UZ - Unsere Zeit, Nr. 40 vom 7. Oktober 2011
Sozialistische Wochenzeitung - Zeitung der DKP

"Leyen"-Statistik und die Realität dahinter
Mit ihrem Monatsbericht legt die Bundesanstalt für Arbeit wieder eine kreative Statistik vor

von Manfred Dietenberger


Im September 2011 sank trotz Schuldenkrise und Rezessionsängsten die Zahl des offiziell in Bundesdeutschland als Arbeitslose registrierten Menschen auf jetzt 2,796 Millionen, den niedrigsten Wert seit Herbst 1991. Ursächlich dafür verantwortlich sei - so der Weise Frank-Jürgen, Chef der Bundesagentur für Arbeit, der Konjunkturaufschwung. Aber gerade derartige langfristige Vergleiche sind mit Vorsicht zu genießen, weil es im Laufe der Jahre immer wieder "kreative" statistische Änderungen gibt. Die positive Arbeitsmarktentwicklung sei real und beruhe nicht auf irgendwelchen statistischen Mogeleien, sagt dazu der Arbeitsmarktexperte der gewerkschaftsnahen Hans-Böckler-Stiftung, Alexander Herzog-Stein. Schön wär's, aber die Realität sieht anders aus. Zur aktuellen Realität gehört, dass die Arbeitslosigkeit hauptsächlich dadurch zurückgeht, weil immer mehr Erwerbslose nur als Prekärbeschäftigte einen Arbeitsplatz ergattern können und es heute viel mehr Teilzeitstellen, 400-Euro-Jobs und Leiharbeit gibt als noch vor zwanzig Jahren. Und doch gibt es eine Zahl, die nahe dran ist an dem, was man im Jahr 1991 als Arbeitslosenzahl erfasste. Das Stichwort heißt "Unterbeschäftigung" und erfasst alle die Menschen, die mit Hilfe der statistischen Tricks nicht mehr als arbeitslos geführt werden. Deren Zahl allerdings gibt wenig Anlass für schrille Regierungsreklame.

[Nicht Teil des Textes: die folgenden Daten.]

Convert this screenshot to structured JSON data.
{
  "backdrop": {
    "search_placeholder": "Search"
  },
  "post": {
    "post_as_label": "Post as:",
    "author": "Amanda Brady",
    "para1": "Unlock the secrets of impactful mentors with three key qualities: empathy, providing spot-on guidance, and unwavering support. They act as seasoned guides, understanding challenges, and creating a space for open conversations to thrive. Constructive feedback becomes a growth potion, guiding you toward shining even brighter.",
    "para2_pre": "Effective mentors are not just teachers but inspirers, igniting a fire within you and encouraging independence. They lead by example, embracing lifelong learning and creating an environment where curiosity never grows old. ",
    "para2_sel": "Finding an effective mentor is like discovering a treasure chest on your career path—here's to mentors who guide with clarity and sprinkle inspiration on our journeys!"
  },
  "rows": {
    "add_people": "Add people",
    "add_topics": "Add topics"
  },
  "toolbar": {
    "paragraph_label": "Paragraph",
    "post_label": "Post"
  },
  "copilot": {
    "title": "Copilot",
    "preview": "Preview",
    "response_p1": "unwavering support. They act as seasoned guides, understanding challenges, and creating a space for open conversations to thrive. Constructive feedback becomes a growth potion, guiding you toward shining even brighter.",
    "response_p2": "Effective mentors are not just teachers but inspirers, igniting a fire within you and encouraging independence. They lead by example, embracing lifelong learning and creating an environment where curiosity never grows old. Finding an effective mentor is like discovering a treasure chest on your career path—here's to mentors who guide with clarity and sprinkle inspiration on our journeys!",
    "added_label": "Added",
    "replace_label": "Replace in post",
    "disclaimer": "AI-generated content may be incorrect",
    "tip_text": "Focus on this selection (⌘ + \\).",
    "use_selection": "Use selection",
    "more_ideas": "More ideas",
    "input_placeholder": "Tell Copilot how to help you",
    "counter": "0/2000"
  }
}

Nach Angaben der Bundesanstalt für Arbeit (BA) waren im Monat September 2011 offiziell 3.935.000 Menschen unterbeschäftigt. Aber nicht nur linke Statistiker gehen davon aus, dass die Zahl der Unterbeschäftigten (die von der BA gut versteckt in ihrem aktuellen Monatsbericht auf Seite 64 selbst dokumentiert ist) am ehesten dem entspricht, was man im Jahr 1991 noch regierungsamtlich als Arbeitslosenzahl auswies. Dies berücksichtigend, müsste die korrekte Meldung heißen: Im Jahr 1991 waren 2,8 Millionen Menschen arbeitslos. Im September 2011 sind es ca. 3,9 Millionen Menschen!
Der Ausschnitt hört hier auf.